I tried to generalise the cantor set. I retain "$d<1$" size interval at both end and removed "1-2d" size interval, and process is same further. I have curious about what value of "d" this cantor set has Lebesgue measure zero? I tried upto this: in first stage we removed interval with size "1-2d", in second stage we removed two copies of "$ 1-2d^2 $" size intervals, in third stage we removed four copies of "$ 1-2d^3$" size of intervals, and so on, at $n^{th}$ stage we removed $2^{n-1}$ copies of "$1-2d^n$" size intervals. So I came upto following: For which value of "d" following equation hold? $$ \sum_{n=1}^{\infty} 2^{n-1} (1-2d^n) =1. $$ I solve this by ratio test and I get answer d=1/2. I guess $0<d<1/2$ will satisfy this. Am I going right direction?

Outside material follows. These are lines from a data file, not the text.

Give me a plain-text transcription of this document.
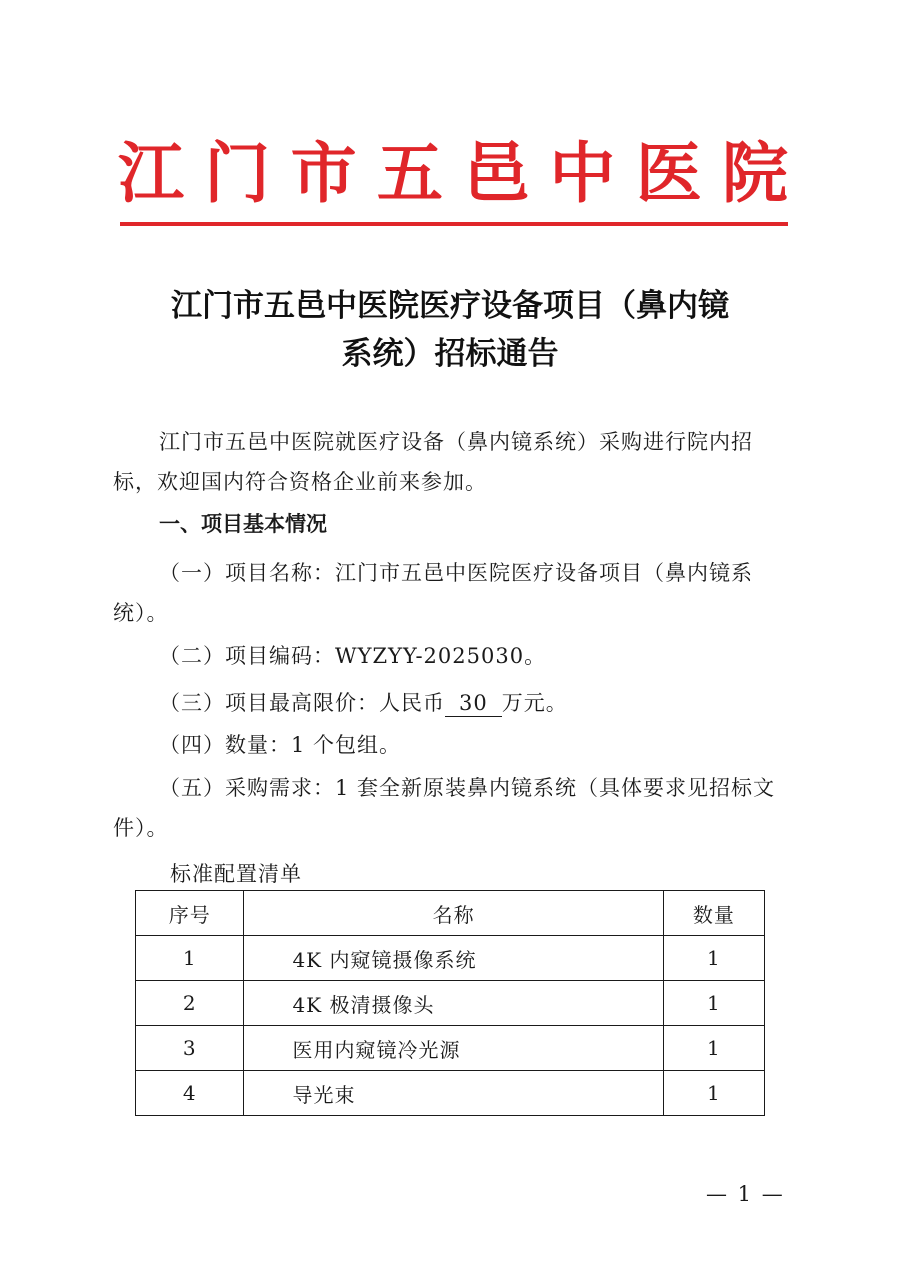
江 门 市 五 邑 中 医 院
江门市五邑中医院医疗设备项目（鼻内镜
系统）招标通告
江门市五邑中医院就医疗设备（鼻内镜系统）采购进行院内招标，欢迎国内符合资格企业前来参加。
一、项目基本情况
（一）项目名称：江门市五邑中医院医疗设备项目（鼻内镜系统）。
（二）项目编码：WYZYY-2025030。
（三）项目最高限价：人民币 30 万元。
（四）数量：1 个包组。
（五）采购需求：1 套全新原装鼻内镜系统（具体要求见招标文件）。
标准配置清单
序号	名称	数量
1	4K 内窥镜摄像系统	1
2	4K 极清摄像头	1
3	医用内窥镜冷光源	1
4	导光束	1
— 1 —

Please help?

Answer 1

It seems to me that at the first step you have two lengths of size $d$ so you have removes a length of size $1-2d$ while After the second step you have four steps of size $d^2$ and so have removed two lengths each of size $d(1-2d)$ at that step

At the $n$th step you remove $2^{n-1}$ lengths of size $d^{n-1}(1-2d)$ and are left with $2^n$ lengths of size $d^n$, so in total you remove $$\sum_{n=1}^{\infty} (2d)^{n-1} (1-2d)$$ which is $1$ for $0\lt d \lt \frac12$